If you earned income in two states – for instance, you transferred from state to state during the tax year, or you live and work full time in one state and are in a Guard or Reserve unit in the other – then you will typically need to file two state individual income tax returns.

Things get a little trickier if you live in one state and work in another. But the general rule is this: You owe taxes in the state where you get paid. If you work in Florida and live in Georgia, for example, you wouldn’t have income tax due on your Florida work: Florida doesn’t have a state income tax.

Since Florida doesn’t have an individual state income tax, there are no returns to file. But let’s say you work in the District of Columbia and live in Maryland?

In this case, you should file Maryland taxes, not District of Columbia Taxes. The two entities have a tax reciprocity agreement. That means that the District of Columbia and the State of Maryland have made a deal to allow those who live in one place and work in the other to simply file taxes where they live. Generally, your employer should not be withholding taxes for the District of Columbia. But be prepared for a tax hit at the end of the year, if your employer didn’t withhold.

If you live and work in the District, you need to file a DC tax return. (If your employer is in the District of Columbia and you are not a DC resident, and your employer withheld taxes, you may need to request the District to refund your taxes. To do this, file a DC Form D-40B with the District of Columbia.

The District of Columbia would like to start hitting up those who commute from outside of the District with a commuter tax, but thus far they haven’t been able to get it through.

Not every state has a reciprocity agreement with every neighboring state, though, so check with a tax advisor licensed in your state.

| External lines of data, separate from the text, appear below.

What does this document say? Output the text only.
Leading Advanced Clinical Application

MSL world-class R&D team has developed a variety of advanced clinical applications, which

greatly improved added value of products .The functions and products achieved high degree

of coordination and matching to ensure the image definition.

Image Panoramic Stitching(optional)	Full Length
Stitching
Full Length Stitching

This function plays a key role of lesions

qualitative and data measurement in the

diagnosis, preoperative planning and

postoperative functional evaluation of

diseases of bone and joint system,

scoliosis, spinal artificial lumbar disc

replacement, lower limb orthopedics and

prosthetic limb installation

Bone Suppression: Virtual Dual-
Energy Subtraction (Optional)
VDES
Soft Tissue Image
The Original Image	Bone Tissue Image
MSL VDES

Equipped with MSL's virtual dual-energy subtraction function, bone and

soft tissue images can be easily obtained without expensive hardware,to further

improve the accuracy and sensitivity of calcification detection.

If there is no reciprocity agreement, then both states are going to expect an income tax return from you. Your employer will likely have withheld income taxes from your check – and forwarded them to the state you are not resident in.

If you’re not careful, you could wind up paying taxes in both states on your full income. This is not what is supposed to happen. Instead, your state of residence should give you credit for taxes paid in another state. If your total state taxes are much higher than expected, one state return, it could be because you have not taken the credit for taxes paid in another state.

Most tax software packages can handle income from two states – but not three. They just aren’t programmed to do that. In those cases, you’re probably better off getting a tax professional to do some calculations for you.

In fact, it’s not a bad idea to retain a tax pro, regardless of your situation, since they can routinely find deductions and tax benefits for most people that they would overlook.